You don’t know what you don’t know. Julie Hontz is very aware of that.
She is a virtual case manager for Penn Medicine at Home's SOAR, which is based in the Hospital of the University Pennsylvania (HUP). SOAR, which stands for Supporting Older Adults at Risk, is a program that works to help elderly patients go home from the hospital earlier through the assessment of needs and providing support in the home. Hontz’s role is to make calls with the patients and caretakers to sniff out any issues before they become impediments to healing at home. It’s a role that was added just a year ago to the program, but it has already proven vital.
“Without Julie, it’s very unlikely that we’d know about many of the issues that have occurred in our geriatric patient population,” said Rebecca Trotta, PhD, RN, director of Geriatric Nursing and head of the SOAR program. “Adding her role has been one of the biggest and most important changes made in SOAR since we launched.”
Earlier this year, Hontz connected with Hugh Logan, a patient with heart failure. After a stay at a different local hospital for sepsis and pneumonia — the danger for both being amplified by heart failure — Logan went to the HUP emergency department for help several days later, which happened to be New Year’s Day.
Once it was deemed safe, Logan was enrolled in the SOAR program to help manage his complex condition and sent home. Hontz gave him regular check-in calls to make sure he was doing well. During one call, an issue that had never come up before made its way into the conversation: both Logan’s refrigerator and microwave were broken.
“That made it difficult to for him to maintain the right diet for someone with his condition because he didn’t have the means to store or prepare healthier food,” Hontz said. “He shared with me that he was only eating canned foods as a result.”
Knowing that patients like Logan are twice as likely to be readmitted to the hospital because of malnutrition, Hontz took immediate action. She not only ordered a new refrigerator and microwave, but also arranged for the removal of the old fridge to make room for the new one.

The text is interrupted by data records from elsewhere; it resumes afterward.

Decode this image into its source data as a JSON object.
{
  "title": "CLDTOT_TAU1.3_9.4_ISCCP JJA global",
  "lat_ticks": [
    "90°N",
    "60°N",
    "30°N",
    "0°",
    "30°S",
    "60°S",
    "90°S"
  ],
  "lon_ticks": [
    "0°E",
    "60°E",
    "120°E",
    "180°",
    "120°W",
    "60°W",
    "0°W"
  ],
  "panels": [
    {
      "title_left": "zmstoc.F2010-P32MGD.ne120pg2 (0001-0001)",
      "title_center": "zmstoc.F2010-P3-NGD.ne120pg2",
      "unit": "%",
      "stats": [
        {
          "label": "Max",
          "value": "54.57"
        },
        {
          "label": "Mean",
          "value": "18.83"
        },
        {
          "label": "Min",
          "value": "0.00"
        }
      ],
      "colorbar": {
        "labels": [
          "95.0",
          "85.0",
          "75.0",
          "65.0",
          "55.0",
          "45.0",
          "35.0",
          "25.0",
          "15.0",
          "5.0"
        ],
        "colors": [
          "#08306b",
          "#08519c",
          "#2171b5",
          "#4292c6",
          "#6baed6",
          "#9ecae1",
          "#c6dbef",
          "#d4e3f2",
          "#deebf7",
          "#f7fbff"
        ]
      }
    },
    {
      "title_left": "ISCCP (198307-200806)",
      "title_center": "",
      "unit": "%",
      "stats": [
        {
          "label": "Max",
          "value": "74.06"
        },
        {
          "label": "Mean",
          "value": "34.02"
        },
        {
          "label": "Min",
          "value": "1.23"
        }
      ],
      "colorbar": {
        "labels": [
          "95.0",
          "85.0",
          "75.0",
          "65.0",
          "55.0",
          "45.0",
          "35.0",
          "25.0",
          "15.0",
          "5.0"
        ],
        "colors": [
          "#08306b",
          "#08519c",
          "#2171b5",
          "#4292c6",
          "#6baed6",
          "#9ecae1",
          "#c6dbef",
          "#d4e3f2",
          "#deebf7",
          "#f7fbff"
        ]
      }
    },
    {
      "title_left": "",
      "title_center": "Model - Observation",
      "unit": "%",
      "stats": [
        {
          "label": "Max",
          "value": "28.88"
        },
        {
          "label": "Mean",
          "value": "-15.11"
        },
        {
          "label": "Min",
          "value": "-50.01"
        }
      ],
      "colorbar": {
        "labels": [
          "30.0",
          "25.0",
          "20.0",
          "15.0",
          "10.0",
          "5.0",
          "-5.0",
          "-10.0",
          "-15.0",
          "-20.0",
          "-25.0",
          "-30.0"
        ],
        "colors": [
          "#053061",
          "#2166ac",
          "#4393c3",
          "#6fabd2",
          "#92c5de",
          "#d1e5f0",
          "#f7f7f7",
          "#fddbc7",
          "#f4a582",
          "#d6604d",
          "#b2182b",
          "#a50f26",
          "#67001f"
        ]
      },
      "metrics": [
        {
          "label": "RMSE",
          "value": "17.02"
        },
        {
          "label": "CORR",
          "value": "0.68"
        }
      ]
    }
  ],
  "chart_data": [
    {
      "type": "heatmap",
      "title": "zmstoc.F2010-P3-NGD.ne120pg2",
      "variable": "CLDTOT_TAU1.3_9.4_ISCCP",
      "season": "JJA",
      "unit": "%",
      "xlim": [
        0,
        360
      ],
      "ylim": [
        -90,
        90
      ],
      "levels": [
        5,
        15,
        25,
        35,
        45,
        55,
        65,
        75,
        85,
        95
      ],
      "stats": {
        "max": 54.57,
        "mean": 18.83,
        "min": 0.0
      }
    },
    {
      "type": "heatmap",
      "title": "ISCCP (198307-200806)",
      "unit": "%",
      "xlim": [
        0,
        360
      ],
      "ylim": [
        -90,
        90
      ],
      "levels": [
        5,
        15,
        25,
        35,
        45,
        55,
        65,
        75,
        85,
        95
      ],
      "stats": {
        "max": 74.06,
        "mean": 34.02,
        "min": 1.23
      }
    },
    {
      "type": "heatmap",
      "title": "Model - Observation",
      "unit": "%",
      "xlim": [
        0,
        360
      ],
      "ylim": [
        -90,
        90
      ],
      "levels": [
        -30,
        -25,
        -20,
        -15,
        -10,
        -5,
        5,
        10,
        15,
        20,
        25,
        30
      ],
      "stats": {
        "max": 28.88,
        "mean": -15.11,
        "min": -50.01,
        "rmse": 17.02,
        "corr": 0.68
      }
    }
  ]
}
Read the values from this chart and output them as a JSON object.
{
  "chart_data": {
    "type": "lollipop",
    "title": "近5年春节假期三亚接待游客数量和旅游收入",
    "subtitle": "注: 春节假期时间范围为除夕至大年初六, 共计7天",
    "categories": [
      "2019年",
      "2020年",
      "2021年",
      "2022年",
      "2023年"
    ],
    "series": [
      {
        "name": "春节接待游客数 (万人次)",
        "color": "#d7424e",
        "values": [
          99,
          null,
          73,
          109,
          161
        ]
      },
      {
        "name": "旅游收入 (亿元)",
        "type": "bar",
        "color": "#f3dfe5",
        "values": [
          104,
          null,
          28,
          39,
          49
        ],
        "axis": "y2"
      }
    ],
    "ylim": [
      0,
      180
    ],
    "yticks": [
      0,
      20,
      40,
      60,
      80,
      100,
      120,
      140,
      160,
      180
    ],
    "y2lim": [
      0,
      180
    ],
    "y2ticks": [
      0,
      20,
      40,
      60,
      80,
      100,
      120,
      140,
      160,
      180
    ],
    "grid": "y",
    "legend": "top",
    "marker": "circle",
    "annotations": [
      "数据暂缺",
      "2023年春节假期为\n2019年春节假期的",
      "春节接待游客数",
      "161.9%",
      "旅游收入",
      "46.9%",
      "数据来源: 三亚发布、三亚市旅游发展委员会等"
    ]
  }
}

Those small steps made it possible for the SOAR program to then get Logan connected with MANNA, a community agency that the program has partnered with, which provides free, heart failure-friendly meals.
Without such an experienced case manager so focused on the geriatric program and familiar with common problems among that population, these types of issues might not have been noticed in the past, and Logan may have been forced to return to the hospital
The virtual case manager is, of course, just one member of the SOAR team dedicated to keeping Logan and other geriatric patients with unique stories of their own safe — and happy — at home. For instance, while Logan was in the hospital, student geriatric consultants and nurse geriatric consultants, who do assessments to determine the needs of the patient, took him for walks to promote mobility, helped him with feeding to keep his nutrition up, and even played games with him to keep him cognitively engaged and prevent the delirium that can often set older patients back in their recovery.
And once he was home (through SOAR-provided transportation), he already had his medications through the SOAR team’s help, along with a free case of nutritional shakes.
“The SOAR team members were invaluable to my recovery,” Logan reflected. “I have been very lucky to be their patient and receive home care. I can’t imagine other patients who are left on their own.”
Months after his hospitalization, Logan remains on the path to recovery. In addition to MANNA, he receives meal support from Meals on Wheels, but he’s also trying to make meals independently.
“I’ve been making myself peanut butter and jelly sandwiches,” Logan explained. “They are pretty good!”
Many patients, like Logan, have had pivotal and sometimes even life-saving experiences with the SOAR program. While the program has many merits, perhaps the greatest benefit to SOAR patients is the connection and support they receive from health care providers on the SOAR team, like Hontz. As Logan notes, “They are the real medicine.”